At a news conference on Monday, Mayor Dave Bing announced that Chief Ralph L. Godbee Jr. had decided to step down after news emerged last week that he was having an extramarital affair with an internal affairs officer in the department.
"He was very contrite yesterday," said Mr. Bing, who spoke with Mr. Godbee on Sunday. "He felt he had let me down. He felt he had let the department down. He felt he had let the people of Detroit down."
Mr. Bing added, "It bothers me a great deal that it has come to this."
Reports that Mr. Godbee, 44, would resign had been circulating for nearly a week after the internal affairs officer, Angelica Robinson, posted a picture of herself on a social media Web site holding a department-issued handgun to her mouth, apparently after she discovered that Mr. Godbee was in San Diego with another woman.
"Apparently, she was contemplating making the ultimate sacrifice out of humiliation, frustration and pain over what it was the chief was putting her through," said her lawyer, David A. Robinson, who is not related to her. He added that the department had taken away her gun and ordered her to undergo a mental evaluation.
In 2010, Mr. Godbee succeeded Chief Warren C. Evans, who was also accused of having an affair with a subordinate. At the time, Mr. Bing did not specifically cite the relationship as the reason for Mr. Evans's resignation, but said "certain decisions" had compromised his ability to lead the department.
Soon afterward, it became known that Mr. Godbee had also had an affair with the same female officer as Mr. Evans had. Mr. Bing said on Monday that he had known about that relationship but still appointed Mr. Godbee because he believed that he was the right person for the position.
"He confided in me that he had changed his ways," Mr. Bing told reporters on Monday. "I had no reason not to believe that."
News of Mr. Godbee's resignation comes about a month into the corruption trial of Kwame M. Kilpatrick, the gregarious former mayor of Detroit who resigned in 2008 after lying under oath about a relationship with his chief of staff.
Detroit currently has no policy against fraternization among city workers, Mr. Bing said, though he added that he now intended to institute one.
Mr.

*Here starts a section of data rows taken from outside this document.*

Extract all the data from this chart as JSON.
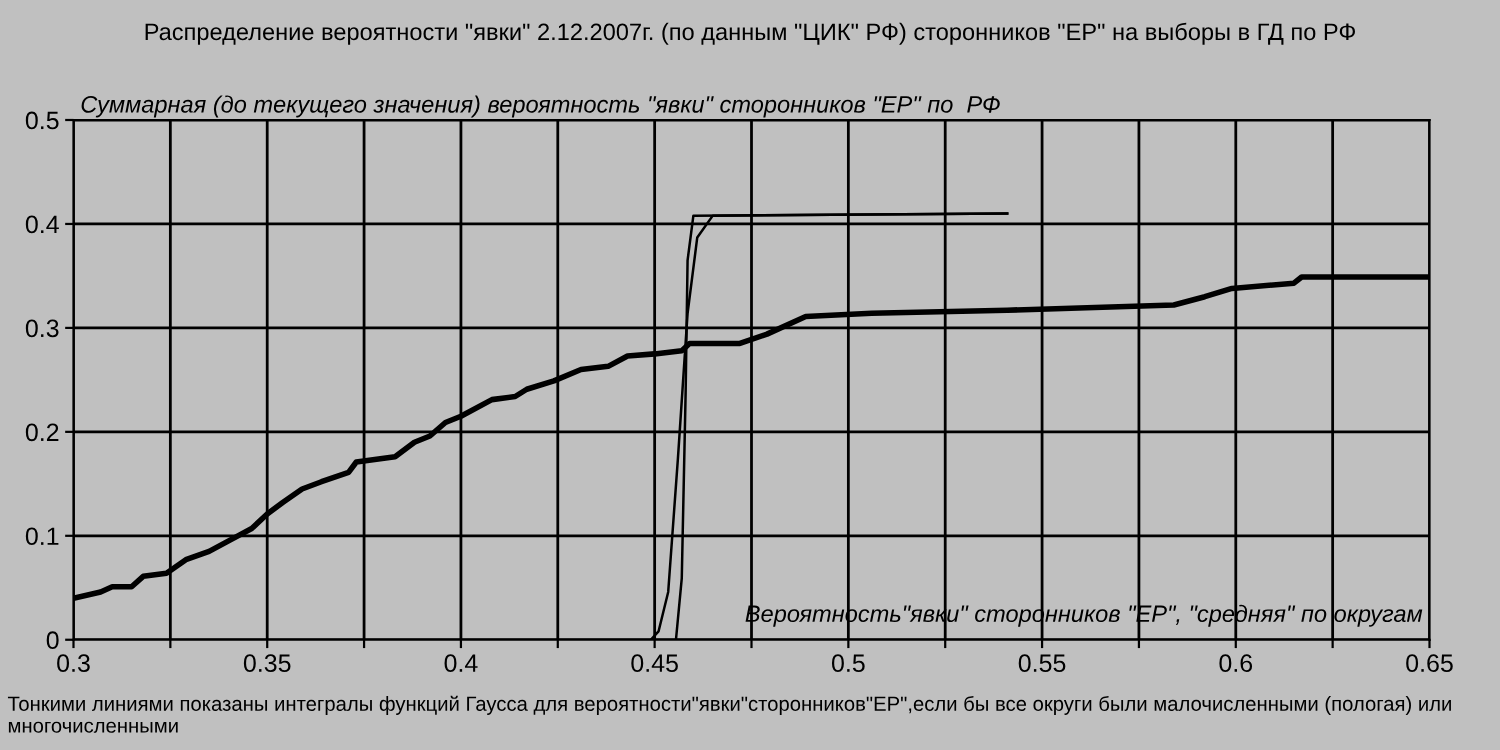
{
  "chart_data": {
    "type": "line",
    "title": "Распределение вероятности \"явки\" 2.12.2007г. (по данным \"ЦИК\" РФ) сторонников \"ЕР\" на выборы в ГД по РФ",
    "xlabel": "Вероятность\"явки\" сторонников \"ЕР\", \"средняя\" по округам",
    "ylabel": "Суммарная (до текущего значения) вероятность \"явки\" сторонников \"ЕР\" по  РФ",
    "annotations": [
      "Тонкими линиями показаны интегралы функций Гаусса для вероятности\"явки\"сторонников\"ЕР\",если бы все округи были малочисленными (пологая) или многочисленными"
    ],
    "series": [
      {
        "color": "#000000",
        "x": [
          0.3,
          0.307,
          0.31,
          0.315,
          0.318,
          0.324,
          0.329,
          0.335,
          0.341,
          0.346,
          0.35,
          0.354,
          0.359,
          0.364,
          0.371,
          0.373,
          0.383,
          0.388,
          0.392,
          0.396,
          0.4,
          0.408,
          0.414,
          0.417,
          0.424,
          0.431,
          0.438,
          0.443,
          0.45,
          0.457,
          0.459,
          0.472,
          0.479,
          0.489,
          0.506,
          0.541,
          0.584,
          0.592,
          0.599,
          0.615,
          0.617,
          0.65
        ],
        "values": [
          0.04,
          0.046,
          0.051,
          0.051,
          0.061,
          0.064,
          0.077,
          0.085,
          0.097,
          0.107,
          0.121,
          0.132,
          0.145,
          0.152,
          0.161,
          0.171,
          0.176,
          0.19,
          0.196,
          0.209,
          0.215,
          0.231,
          0.234,
          0.241,
          0.249,
          0.26,
          0.263,
          0.273,
          0.275,
          0.278,
          0.285,
          0.285,
          0.294,
          0.311,
          0.314,
          0.317,
          0.322,
          0.33,
          0.338,
          0.343,
          0.349,
          0.349
        ]
      },
      {
        "color": "#000000",
        "x": [
          0.449,
          0.451,
          0.4535,
          0.456,
          0.4585,
          0.461,
          0.465,
          0.541
        ],
        "values": [
          0,
          0.008,
          0.046,
          0.174,
          0.314,
          0.387,
          0.408,
          0.41
        ]
      },
      {
        "color": "#000000",
        "x": [
          0.4555,
          0.457,
          0.458,
          0.4585,
          0.46,
          0.541
        ],
        "values": [
          0,
          0.059,
          0.238,
          0.365,
          0.408,
          0.41
        ]
      }
    ],
    "xlim": [
      0.3,
      0.65
    ],
    "xticks": [
      0.3,
      {
        "value": 0.325,
        "label": null
      },
      0.35,
      {
        "value": 0.375,
        "label": null
      },
      0.4,
      {
        "value": 0.425,
        "label": null
      },
      0.45,
      {
        "value": 0.475,
        "label": null
      },
      0.5,
      {
        "value": 0.525,
        "label": null
      },
      0.55,
      {
        "value": 0.575,
        "label": null
      },
      0.6,
      {
        "value": 0.625,
        "label": null
      },
      0.65
    ],
    "ylim": [
      0,
      0.5
    ],
    "yticks": [
      0,
      0.1,
      0.2,
      0.3,
      0.4,
      0.5
    ],
    "grid": true
  }
}
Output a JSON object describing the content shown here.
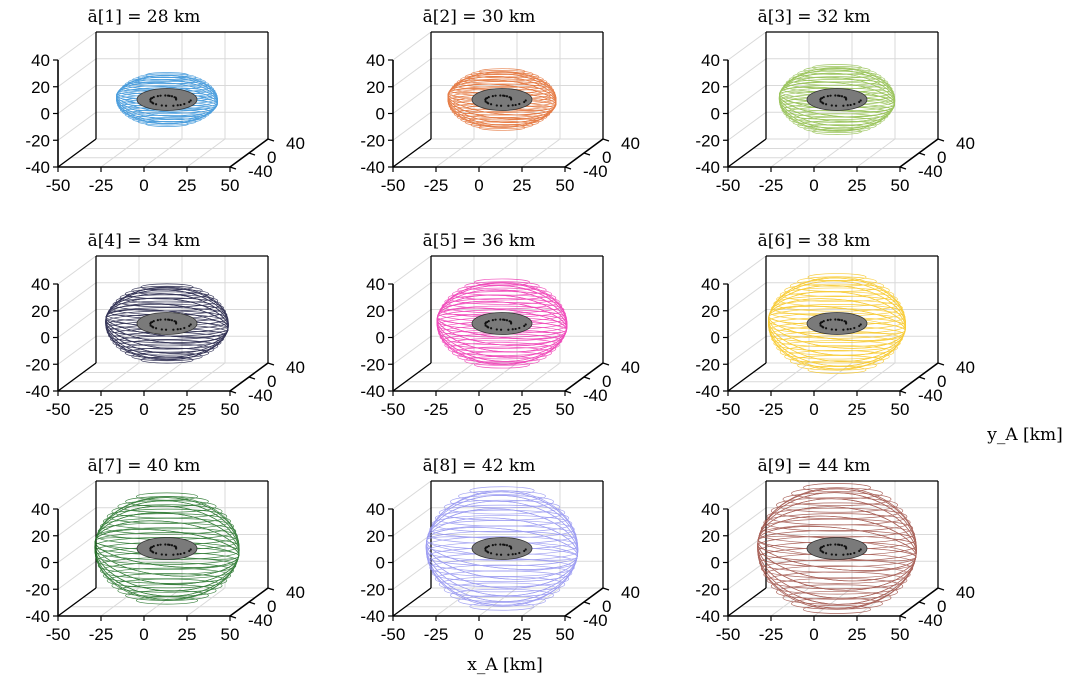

Godbee wrote in a letter released by the department, "I retire proud of the fact that I was able to assist during a time when our city has most been in need."
Chester L. Logan, a 38-year veteran of the Detroit Police Department who has been in charge of day-to-day operations for two years, will take the reins while the search for a new chief takes place, the mayor said.
Detroit continues to be plagued by high crime rates and financial turmoil that has challenged its police force. As of Oct. 6, according to the Police Department, there have been 298 killings this year, an increase of 34 percent over the same period in 2010.
"We're going to get through this," Mr. Logan said at his first public appearance as interim chief. "Collectively, we're going to get through this."